Greer Williams, Virus Hunters (1960)

Bibliography

  • J. von Heine:
    Beobachtungen über Lähmungszustände der untern Extremitäten und deren Behandlung.
    Stuttgart, F. H. Köhler, 1840.
    2nd edition under the title of:
    Spinale Kinderlähmung. Monograph. Stuttgart, 1860.
    In this work Heine gave the disease its present name, as he assumed that the seat of the disease was in the spinal marrow. He distinguished it clearly from cerebral infantile paralysis, hemiplegia. He points to the epidemic occurrence of spinal infantile paralysis.
  • J. M. Charcot:
    Une observation de paralysie infantile s’accompagnement d’une altération des cornes antérieures de la substance grise de la moëlle.

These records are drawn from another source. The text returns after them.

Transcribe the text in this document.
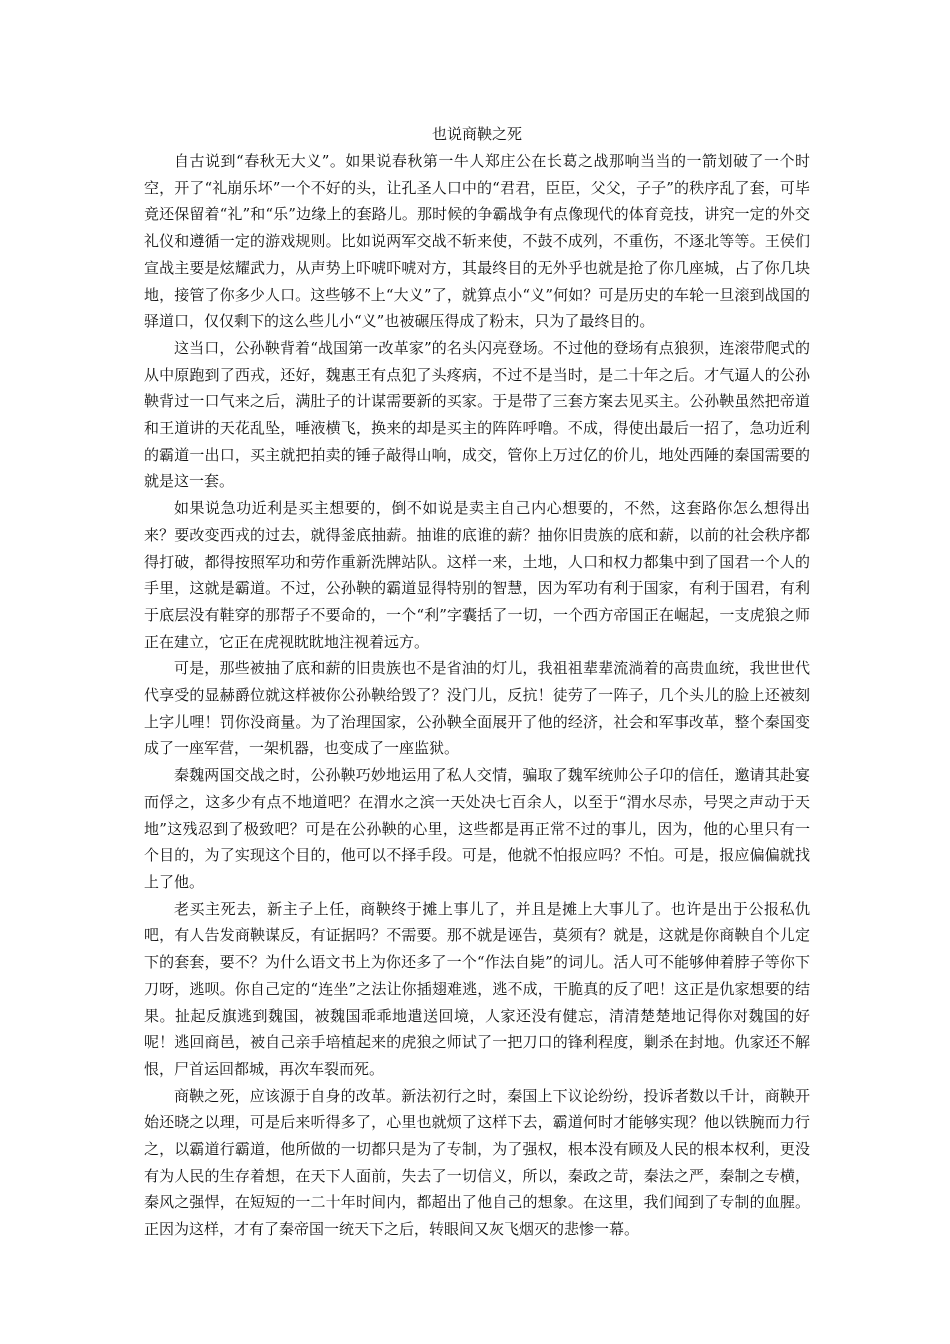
也说商鞅之死

自古说到“春秋无大义”。如果说春秋第一牛人郑庄公在长葛之战那响当当的一箭划破了一个时空，开了“礼崩乐坏”一个不好的头，让孔圣人口中的“君君，臣臣，父父，子子”的秩序乱了套，可毕竟还保留着“礼”和“乐”边缘上的套路儿。那时候的争霸战争有点像现代的体育竞技，讲究一定的外交礼仪和遵循一定的游戏规则。比如说两军交战不斩来使，不鼓不成列，不重伤，不逐北等等。王侯们宣战主要是炫耀武力，从声势上吓唬吓唬对方，其最终目的无外乎也就是抢了你几座城，占了你几块地，接管了你多少人口。这些够不上“大义”了，就算点小“义”何如？可是历史的车轮一旦滚到战国的驿道口，仅仅剩下的这么些儿小“义”也被碾压得成了粉末，只为了最终目的。

这当口，公孙鞅背着“战国第一改革家”的名头闪亮登场。不过他的登场有点狼狈，连滚带爬式的从中原跑到了西戎，还好，魏惠王有点犯了头疼病，不过不是当时，是二十年之后。才气逼人的公孙鞅背过一口气来之后，满肚子的计谋需要新的买家。于是带了三套方案去见买主。公孙鞅虽然把帝道和王道讲的天花乱坠，唾液横飞，换来的却是买主的阵阵呼噜。不成，得使出最后一招了，急功近利的霸道一出口，买主就把拍卖的锤子敲得山响，成交，管你上万过亿的价儿，地处西陲的秦国需要的就是这一套。

如果说急功近利是买主想要的，倒不如说是卖主自己内心想要的，不然，这套路你怎么想得出来？要改变西戎的过去，就得釜底抽薪。抽谁的底谁的薪？抽你旧贵族的底和薪，以前的社会秩序都得打破，都得按照军功和劳作重新洗牌站队。这样一来，土地，人口和权力都集中到了国君一个人的手里，这就是霸道。不过，公孙鞅的霸道显得特别的智慧，因为军功有利于国家，有利于国君，有利于底层没有鞋穿的那帮子不要命的，一个“利”字囊括了一切，一个西方帝国正在崛起，一支虎狼之师正在建立，它正在虎视眈眈地注视着远方。

可是，那些被抽了底和薪的旧贵族也不是省油的灯儿，我祖祖辈辈流淌着的高贵血统，我世世代代享受的显赫爵位就这样被你公孙鞅给毁了？没门儿，反抗！徒劳了一阵子，几个头儿的脸上还被刻上字儿哩！罚你没商量。为了治理国家，公孙鞅全面展开了他的经济，社会和军事改革，整个秦国变成了一座军营，一架机器，也变成了一座监狱。

秦魏两国交战之时，公孙鞅巧妙地运用了私人交情，骗取了魏军统帅公子卬的信任，邀请其赴宴而俘之，这多少有点不地道吧？在渭水之滨一天处决七百余人，以至于“渭水尽赤，号哭之声动于天地”这残忍到了极致吧？可是在公孙鞅的心里，这些都是再正常不过的事儿，因为，他的心里只有一个目的，为了实现这个目的，他可以不择手段。可是，他就不怕报应吗？不怕。可是，报应偏偏就找上了他。

老买主死去，新主子上任，商鞅终于摊上事儿了，并且是摊上大事儿了。也许是出于公报私仇吧，有人告发商鞅谋反，有证据吗？不需要。那不就是诬告，莫须有？就是，这就是你商鞅自个儿定下的套套，要不？为什么语文书上为你还多了一个“作法自毙”的词儿。活人可不能够伸着脖子等你下刀呀，逃呗。你自己定的“连坐”之法让你插翅难逃，逃不成，干脆真的反了吧！这正是仇家想要的结果。扯起反旗逃到魏国，被魏国乖乖地遣送回境，人家还没有健忘，清清楚楚地记得你对魏国的好呢！逃回商邑，被自己亲手培植起来的虎狼之师试了一把刀口的锋利程度，剿杀在封地。仇家还不解恨，尸首运回都城，再次车裂而死。

商鞅之死，应该源于自身的改革。新法初行之时，秦国上下议论纷纷，投诉者数以千计，商鞅开始还晓之以理，可是后来听得多了，心里也就烦了这样下去，霸道何时才能够实现？他以铁腕而力行之，以霸道行霸道，他所做的一切都只是为了专制，为了强权，根本没有顾及人民的根本权利，更没有为人民的生存着想，在天下人面前，失去了一切信义，所以，秦政之苛，秦法之严，秦制之专横，秦风之强悍，在短短的一二十年时间内，都超出了他自己的想象。在这里，我们闻到了专制的血腥。正因为这样，才有了秦帝国一统天下之后，转眼间又灰飞烟灭的悲惨一幕。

    Written with Alex Joffroy (1844-1908).
    Comptes rendus de la Société de biologie, Paris, (1869), 1870, 5th series; 1: 312-315.
    First demonstration of the atrophy of the anterior horns of the spinal cord in infantile paralysis, confirming earlier suggestions of Jacob von Heine and the French neurologist Guillaume Benjamin Amand Duchenne de Boulogne (1806-1875).
  • A. G. von Strümpell:
    Uber die akute Encephalitis der Kinder (Polioencephalitis acuta, cerebrale Kinderlähmung).
    Jahrbuch für Kinderheilkunde, 1885, 22: 173-178.
  • O. Medin:
    En epidemi af infantil paralysi.
    Hygiea, Stockholm, 1890, 52: 657-668.
    German version in Verh X Int Med Kongr, 1890, 2, Abt. 6, 37-47, 1891.
    English translation in Bick, Classics of Orthopaedics, 116-123.